Editorial

Ini Yang Telah Diambil Negara Dari Kita

×

Ini Yang Telah Diambil Negara Dari Kita

Sebarkan artikel ini

KoranAceh.net | Editorial – Kadang, untuk memahami apa yang sesungguhnya telah diambil negara dari kita, kita tidak perlu menunggu pengumuman resmi atau kebijakan formal. Kita hanya perlu melihat apa yang perlahan hilang dari kehidupan tanpa kita sadari. Yang hilang itu bukan sekadar pohon, bukan sekadar bukit, bukan sekadar aliran sungai—melainkan seluruh sistem yang selama ini diam-diam melindungi kita.

Hutan yang dulu menjadi payung bagi tanah kini terbuka lebar, telanjang menyambut matahari dengan cara yang menyedihkan. Dari udara, bekas-bekas luka itu tampak jelas: garis-garis traktor mengiris bukit, pola-pola yang tampak seperti rencana tetapi sebenarnya kekacauan yang dilegalkan. Di bawahnya, tanah kehilangan pegangan, akar-akar yang dulu menahan kehidupan kini tak lagi ada.

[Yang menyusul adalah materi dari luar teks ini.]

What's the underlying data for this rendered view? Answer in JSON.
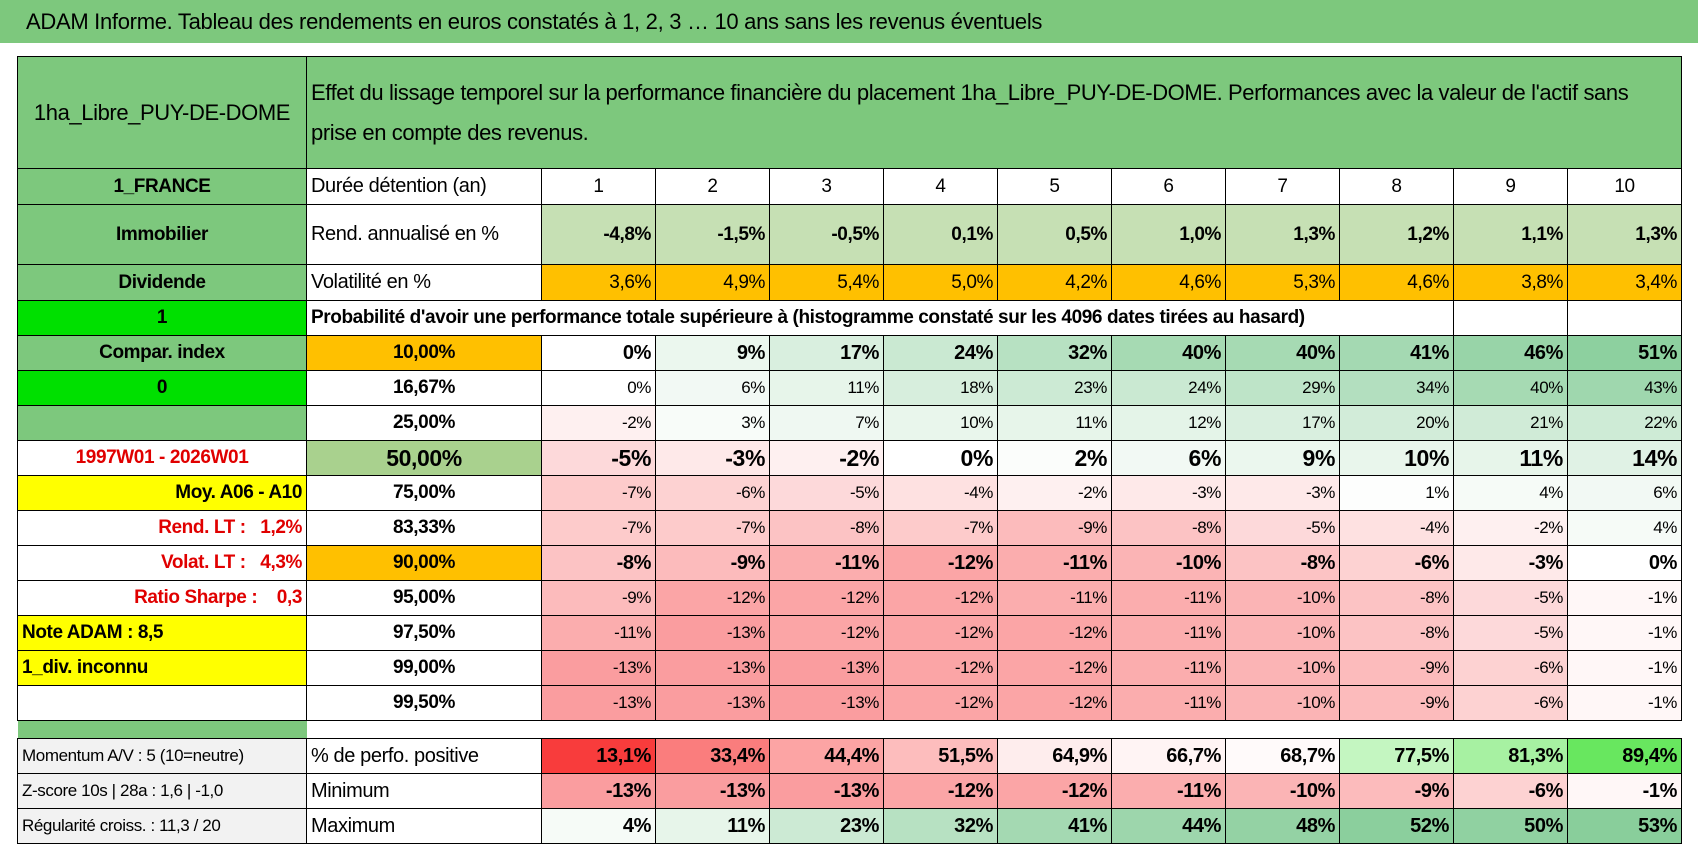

Sungai yang dulu tenang kini mengalir keruh, membawa ampas industri dan tanah yang terburai. Angin membawa aroma debu yang dulu tertahan oleh rimbun pepohonan—pepohonan yang kita kira akan selalu ada, sampai suatu hari mesin-mesin datang dan menghapusnya dalam hitungan jam.

Lalu ketika banjir atau longsor datang, media dan para pejabat buru-buru menyebutnya sebagai fenomena alam. Seolah-olah alam tiba-tiba memutuskan untuk marah begitu saja. Seolah-olah hujan adalah penyebab tunggal, bukan rangkaian panjang keputusan-keputusan yang dibiarkan terjadi atas nama pembangunan, atas nama investasi, atas nama pertumbuhan ekonomi yang tak pernah kita rasakan manfaatnya.

Padahal yang hilang adalah perlindungan paling dasar: hutan yang seharusnya dijaga, sungai yang seharusnya dirawat, tanah yang seharusnya diperlakukan sebagai amanah.

Dalam senyapnya bencana, kata-kata Pidi Baiq bergema halus tetapi menghujam dalam: negara tidak hanya mengambil ruang hijau kita—ia telah mengambil ketenangan yang dulu begitu mudah kita rasakan.

Kita kehilangan pagi-pagi yang jernih. Kita kehilangan hujan yang hanya berarti basah, bukan ancaman. Kita kehilangan sungai yang hanya berarti aliran, bukan bahaya. Kita kehilangan rasa aman di kampung sendiri.

Dan kehilangan itu tidak terjadi tiba-tiba. Ia terjadi perlahan, disetujui dalam rapat-rapat yang tidak kita hadiri, ditandatangani oleh tangan yang tidak memikul akibatnya, tetapi kita yang menanggung bebannya—air yang masuk ke rumah, jembatan yang putus, tanah yang bergerak, dan kuburan orang tua yang terbenam.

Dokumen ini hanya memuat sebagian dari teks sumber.